While it was liberating to realize through reading this book that I’m an adult and I can give myself the validation, support, and caring that my parents couldn’t give me when I was a child and don’t give me now, it’s also super sad to realize that your parents are trapped by their pasts and the emotionally immaturity that their parents passed on to them.

At the same time, the book pointed out that by accepting our parents’ limitations, we open the door for potentially having a more authentic relationship with them now, although the author notes that this may not happen and so we shouldn’t hope too much, but it is possible by meeting our parents where they are at.

HIGHLY RECOMMEND!!!

The Dark Side of the Light Chasers

Debbie Ford

So I have some criticisms about this book, but overall, I thought it was a great read and left me with a really positive outlook on things. Debbie talks about accepting all parts of ourselves, the horrible things as well as the positive things, as an agent for genuine healing and transformation.

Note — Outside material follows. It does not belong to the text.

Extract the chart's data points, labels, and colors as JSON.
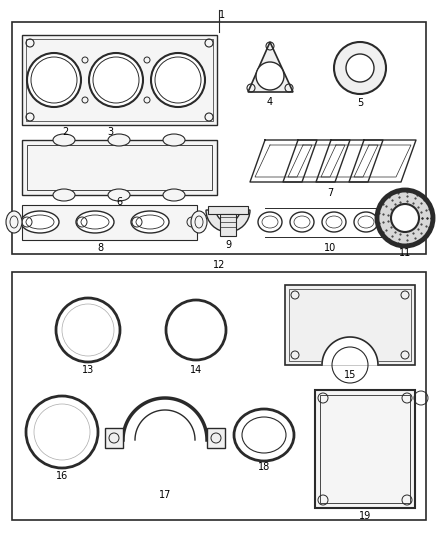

I loved so many of the concepts and exercises she presented in this work. For anyone who is stuck, struggling to change, or having a hard time viewing themselves with compassion, this book is for you!

What Am I Reading Now?

I read some fiction after reading all these intense books. One of my absolute favorite books is Jonathan Strange & Mr. Norrell by Susanna Clarke, so I read that (I’ve been reading it probably annually since I was 16). Do you love reading books you’ve already read a million times?? Or, just me?